2Early in her campaign, I thought Harris, who expressions on the need for humanitarian aid was more intense than Biden's, was trying to distance herself from him without openly breaking from the administration of which she was still part. The same issue faced Hubert Humphrey in 1968 over the Indochina War. He finally, "tight-lipped and grim," made the break. She never did, which raises the very real possibility that she didn't separate from him because she never wanted to. However, that doesn't change the judgment that not doing so cost her a good number of votes.
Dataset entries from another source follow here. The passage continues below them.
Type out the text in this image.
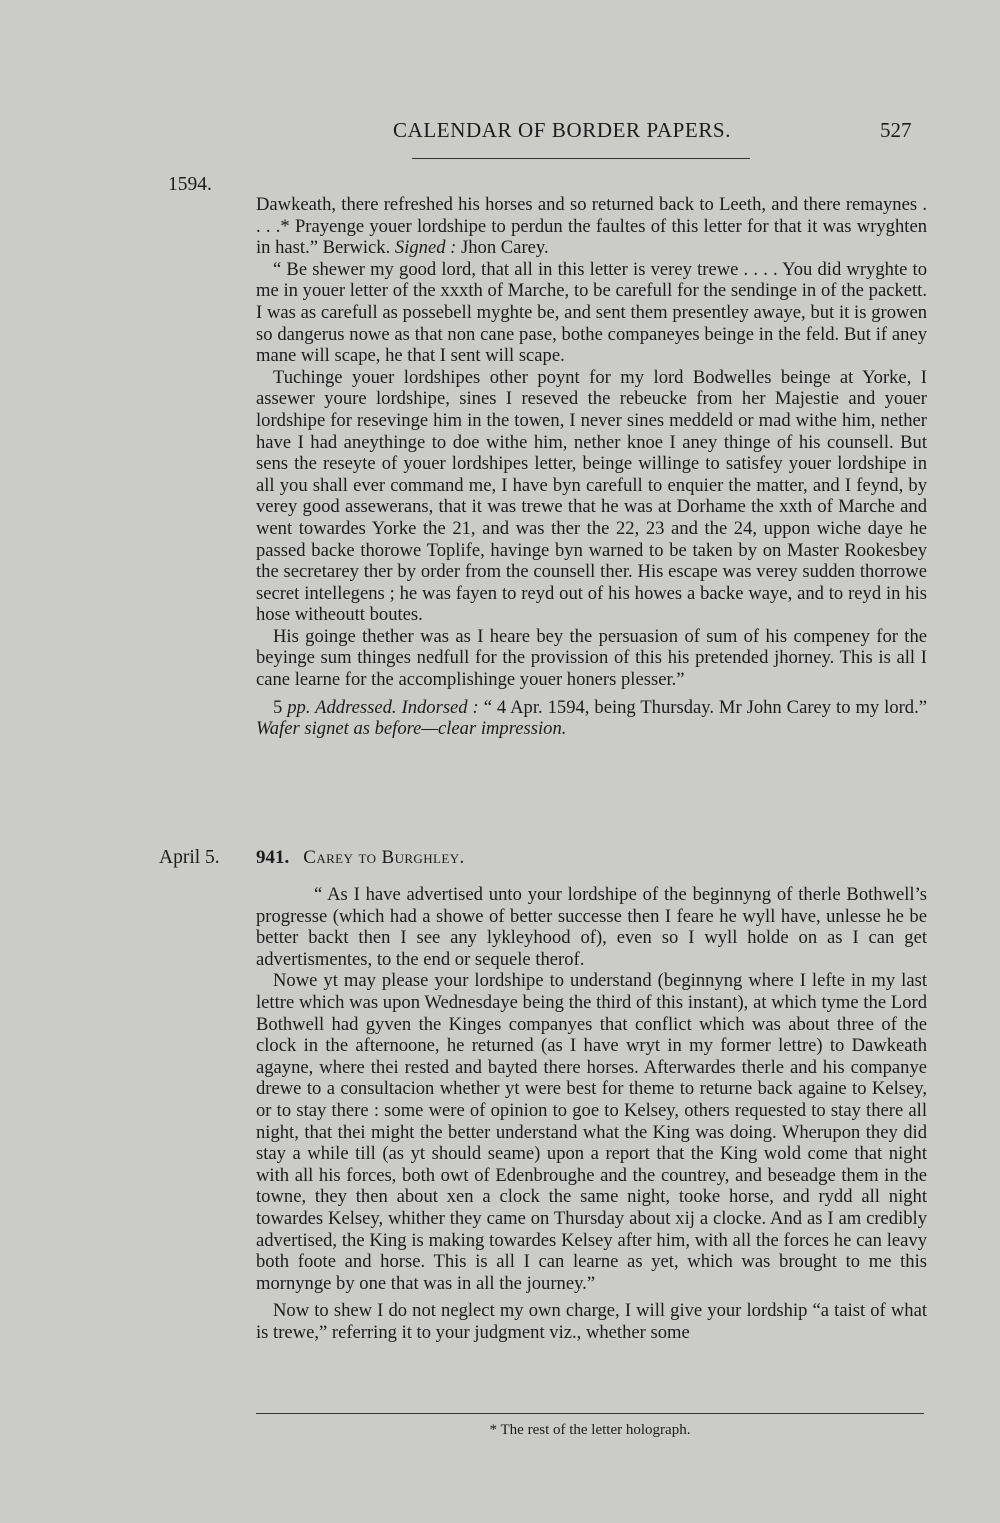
CALENDAR OF BORDER PAPERS.	527
1594.

Dawkeath, there refreshed his horses and so returned back to Leeth, and there remaynes . . . .* Prayenge youer lordshipe to perdun the faultes of this letter for that it was wryghten in hast.” Berwick. Signed : Jhon Carey.

“ Be shewer my good lord, that all in this letter is verey trewe . . . . You did wryghte to me in youer letter of the xxxth of Marche, to be carefull for the sendinge in of the packett. I was as carefull as possebell myghte be, and sent them presentley awaye, but it is growen so dangerus nowe as that non cane pase, bothe companeyes beinge in the feld. But if aney mane will scape, he that I sent will scape.

Tuchinge youer lordshipes other poynt for my lord Bodwelles beinge at Yorke, I assewer youre lordshipe, sines I reseved the rebeucke from her Majestie and youer lordshipe for resevinge him in the towen, I never sines meddeld or mad withe him, nether have I had aneythinge to doe withe him, nether knoe I aney thinge of his counsell. But sens the reseyte of youer lordshipes letter, beinge willinge to satisfey youer lordshipe in all you shall ever command me, I have byn carefull to enquier the matter, and I feynd, by verey good assewerans, that it was trewe that he was at Dorhame the xxth of Marche and went towardes Yorke the 21, and was ther the 22, 23 and the 24, uppon wiche daye he passed backe thorowe Toplife, havinge byn warned to be taken by on Master Rookesbey the secretarey ther by order from the counsell ther. His escape was verey sudden thorrowe secret intellegens ; he was fayen to reyd out of his howes a backe waye, and to reyd in his hose witheoutt boutes.

His goinge thether was as I heare bey the persuasion of sum of his compeney for the beyinge sum thinges nedfull for the provission of this his pretended jhorney. This is all I cane learne for the accomplishinge youer honers plesser.”

5 pp. Addressed. Indorsed : “ 4 Apr. 1594, being Thursday. Mr John Carey to my lord.” Wafer signet as before—clear impression.

April 5. 941. Carey to Burghley.

“ As I have advertised unto your lordshipe of the beginnyng of therle Bothwell’s progresse (which had a showe of better successe then I feare he wyll have, unlesse he be better backt then I see any lykleyhood of), even so I wyll holde on as I can get advertismentes, to the end or sequele therof.

Nowe yt may please your lordshipe to understand (beginnyng where I lefte in my last lettre which was upon Wednesdaye being the third of this instant), at which tyme the Lord Bothwell had gyven the Kinges companyes that conflict which was about three of the clock in the afternoone, he returned (as I have wryt in my former lettre) to Dawkeath agayne, where thei rested and bayted there horses. Afterwardes therle and his companye drewe to a consultacion whether yt were best for theme to returne back againe to Kelsey, or to stay there : some were of opinion to goe to Kelsey, others requested to stay there all night, that thei might the better understand what the King was doing. Wherupon they did stay a while till (as yt should seame) upon a report that the King wold come that night with all his forces, both owt of Edenbroughe and the countrey, and beseadge them in the towne, they then about xen a clock the same night, tooke horse, and rydd all night towardes Kelsey, whither they came on Thursday about xij a clocke. And as I am credibly advertised, the King is making towardes Kelsey after him, with all the forces he can leavy both foote and horse. This is all I can learne as yet, which was brought to me this mornynge by one that was in all the journey.”

Now to shew I do not neglect my own charge, I will give your lordship “a taist of what is trewe,” referring it to your judgment viz., whether some

* The rest of the letter holograph.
3Recent studies challenge that "concern." One, from 2021 from the Center for American Progress, shows no impact on girls' participation in sports from allowing trans girls to join those teams. Another, published in The Journal of Clinical Endocrinology and Metabolism in 2024, found that "physical performance of nonathletic trans people who have undergone GAHT for at least 2 years approaches that of cisgender controls." Finally, in October the British Journal of Sports Medicine published a study saying that at least by some measures, transwomen athletes may be at a
disadvantage as compared to ciswomen.
4"Trimmer" (referring to trimming the sails of a ship) was a term used in labor struggles to refer to those whose support for worker rights shrank as soon as things got tough.
5The next time anyone complains about anything being "woke," tell them the Merriam-Webster dictionary defines it as "aware of and actively attentive to important societal facts and issues (especially issues of racial and social justice)" and ask them why they think that's a bad thing.
6You know the saying about generals always planning to fight the previous war? It appears the Dems will go after the "bros," planning to fight the previous election.